Necesitamos ser humildes para entrar al reino de Dios y ser grandes ante los ojos del Eterno, y Jesucristo es nuestro modelo a seguir; humildad es lo opuesto a ambición, vanidad, orgullo, egoísmo, auto justificación, defensa propia; rebeldía, autosuficiencia, tiranía, falsedad, etc, etc.; todo cristiano debe estar dispuesto a morir a todo esto y mucho más por amor a Cristo, obediencia al Padre y su palabra, y dependiendo del Espíritu Santo; la verdadera humildad produce piedad, contentamiento, alegría, paz y seguridad. Cuando viene la soberbia, viene también la deshonra; pero con los humildes está la sabiduría. Proverbios 11:2.

 

Todo aquel que haga lo contrario a la humildad, se estará rebelando contra Dios y despreciando su gracia, por lo cual los orgullosos y altivos serán resistidos por el SEÑOR; pero si nos humillamos ante Él y servimos en todo con sencillez de corazón, Dios nos exaltará; recordemos también a Pablo, él es un ejemplo de humildad, servicio y sacrificio a Dios y a la gente; así que gloriémonos de llevar la cruz de Cristo para vivir en este mundo a la manera de Dios.

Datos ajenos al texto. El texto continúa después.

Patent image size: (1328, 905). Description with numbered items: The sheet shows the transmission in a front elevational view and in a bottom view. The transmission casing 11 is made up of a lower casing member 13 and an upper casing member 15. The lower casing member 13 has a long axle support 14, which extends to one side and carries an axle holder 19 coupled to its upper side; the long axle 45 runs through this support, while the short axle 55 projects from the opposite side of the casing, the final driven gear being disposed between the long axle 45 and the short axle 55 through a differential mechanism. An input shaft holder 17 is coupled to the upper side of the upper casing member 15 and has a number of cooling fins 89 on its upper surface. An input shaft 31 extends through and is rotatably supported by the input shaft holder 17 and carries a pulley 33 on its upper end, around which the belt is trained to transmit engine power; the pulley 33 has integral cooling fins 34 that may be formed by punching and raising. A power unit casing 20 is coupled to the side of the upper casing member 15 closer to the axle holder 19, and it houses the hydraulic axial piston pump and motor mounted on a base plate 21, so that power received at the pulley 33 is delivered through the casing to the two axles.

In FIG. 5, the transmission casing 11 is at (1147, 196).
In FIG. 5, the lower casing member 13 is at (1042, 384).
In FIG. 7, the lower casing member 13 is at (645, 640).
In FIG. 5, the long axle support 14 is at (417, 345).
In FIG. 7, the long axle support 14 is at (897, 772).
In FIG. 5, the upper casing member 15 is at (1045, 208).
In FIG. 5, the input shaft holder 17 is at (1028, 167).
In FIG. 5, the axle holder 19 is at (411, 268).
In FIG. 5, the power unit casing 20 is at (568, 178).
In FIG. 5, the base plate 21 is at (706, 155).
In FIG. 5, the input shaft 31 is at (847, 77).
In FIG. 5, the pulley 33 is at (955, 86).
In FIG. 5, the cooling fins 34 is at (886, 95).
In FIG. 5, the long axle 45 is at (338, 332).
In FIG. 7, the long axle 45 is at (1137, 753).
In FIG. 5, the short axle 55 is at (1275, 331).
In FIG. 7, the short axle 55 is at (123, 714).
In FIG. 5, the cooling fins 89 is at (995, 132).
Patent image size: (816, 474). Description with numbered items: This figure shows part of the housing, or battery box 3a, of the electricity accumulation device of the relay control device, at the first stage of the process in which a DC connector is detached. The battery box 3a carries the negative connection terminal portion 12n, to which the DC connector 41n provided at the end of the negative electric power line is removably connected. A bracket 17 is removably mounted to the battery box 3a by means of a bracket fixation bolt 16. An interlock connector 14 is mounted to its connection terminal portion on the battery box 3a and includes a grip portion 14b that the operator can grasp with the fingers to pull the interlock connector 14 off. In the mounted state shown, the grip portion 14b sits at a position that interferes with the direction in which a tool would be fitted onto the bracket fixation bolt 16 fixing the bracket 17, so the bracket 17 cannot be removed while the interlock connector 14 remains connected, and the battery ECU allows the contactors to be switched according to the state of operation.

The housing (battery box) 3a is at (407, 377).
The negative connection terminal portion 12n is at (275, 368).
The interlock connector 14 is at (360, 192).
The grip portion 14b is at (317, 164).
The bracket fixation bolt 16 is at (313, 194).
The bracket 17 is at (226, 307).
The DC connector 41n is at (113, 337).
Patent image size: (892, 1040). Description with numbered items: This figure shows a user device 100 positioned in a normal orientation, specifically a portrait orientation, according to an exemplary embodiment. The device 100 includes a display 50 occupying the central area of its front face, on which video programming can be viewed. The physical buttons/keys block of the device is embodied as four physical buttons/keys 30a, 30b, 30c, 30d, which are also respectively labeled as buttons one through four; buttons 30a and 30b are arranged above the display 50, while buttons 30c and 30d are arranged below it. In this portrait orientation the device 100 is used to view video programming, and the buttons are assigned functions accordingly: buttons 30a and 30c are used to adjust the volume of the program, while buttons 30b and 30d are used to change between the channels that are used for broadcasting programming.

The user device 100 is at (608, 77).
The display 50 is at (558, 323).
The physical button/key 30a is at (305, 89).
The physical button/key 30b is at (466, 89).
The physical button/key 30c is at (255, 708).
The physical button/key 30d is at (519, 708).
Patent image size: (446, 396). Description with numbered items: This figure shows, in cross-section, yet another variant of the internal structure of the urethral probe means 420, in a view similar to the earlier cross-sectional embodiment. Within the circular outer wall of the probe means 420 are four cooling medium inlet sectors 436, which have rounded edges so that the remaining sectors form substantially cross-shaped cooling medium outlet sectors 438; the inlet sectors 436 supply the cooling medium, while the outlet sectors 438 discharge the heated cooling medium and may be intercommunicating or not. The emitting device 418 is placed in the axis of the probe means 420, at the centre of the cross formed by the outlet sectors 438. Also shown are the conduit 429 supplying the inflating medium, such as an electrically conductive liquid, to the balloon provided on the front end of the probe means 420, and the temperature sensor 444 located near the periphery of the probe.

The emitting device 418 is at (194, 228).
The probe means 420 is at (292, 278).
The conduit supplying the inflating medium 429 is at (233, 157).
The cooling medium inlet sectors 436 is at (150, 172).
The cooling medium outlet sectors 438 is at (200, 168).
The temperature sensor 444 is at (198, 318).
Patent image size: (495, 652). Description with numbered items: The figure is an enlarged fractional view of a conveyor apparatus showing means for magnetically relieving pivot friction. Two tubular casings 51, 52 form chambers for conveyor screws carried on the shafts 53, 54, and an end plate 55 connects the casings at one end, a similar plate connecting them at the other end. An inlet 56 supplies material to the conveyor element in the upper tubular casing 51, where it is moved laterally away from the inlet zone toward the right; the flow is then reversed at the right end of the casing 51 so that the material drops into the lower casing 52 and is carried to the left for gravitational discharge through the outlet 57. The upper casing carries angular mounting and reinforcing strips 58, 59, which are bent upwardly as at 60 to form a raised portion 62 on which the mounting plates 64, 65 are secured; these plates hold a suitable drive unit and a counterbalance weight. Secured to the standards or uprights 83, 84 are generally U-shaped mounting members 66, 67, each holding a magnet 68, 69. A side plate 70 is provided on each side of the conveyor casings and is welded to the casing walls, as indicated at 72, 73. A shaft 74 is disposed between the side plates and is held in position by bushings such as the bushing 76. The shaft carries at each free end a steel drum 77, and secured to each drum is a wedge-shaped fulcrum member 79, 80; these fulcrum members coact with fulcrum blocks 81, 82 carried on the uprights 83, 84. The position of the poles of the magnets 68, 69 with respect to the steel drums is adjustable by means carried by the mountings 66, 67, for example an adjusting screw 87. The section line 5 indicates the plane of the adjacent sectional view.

Yo soy el más insignificante de los apóstoles, y no soy digno de ser llamado apóstol, pues perseguí a la iglesia del SEÑOR; pero por la gracia de Dios soy lo que soy, y su gracia para conmigo no resultó vana; antes bien, he trabajado mucho más que todos, aunque no yo, sino la gracia de Dios en mí. 1 Corintios 15:9.


¿Crees que eres verdaderamente humilde ante Dios y la gente? SI NO es así, ¿Qué harás para cambiar esto?

 

Lic. MEHC, hija del Dios vivo, real y verdadero y servidora de su reino.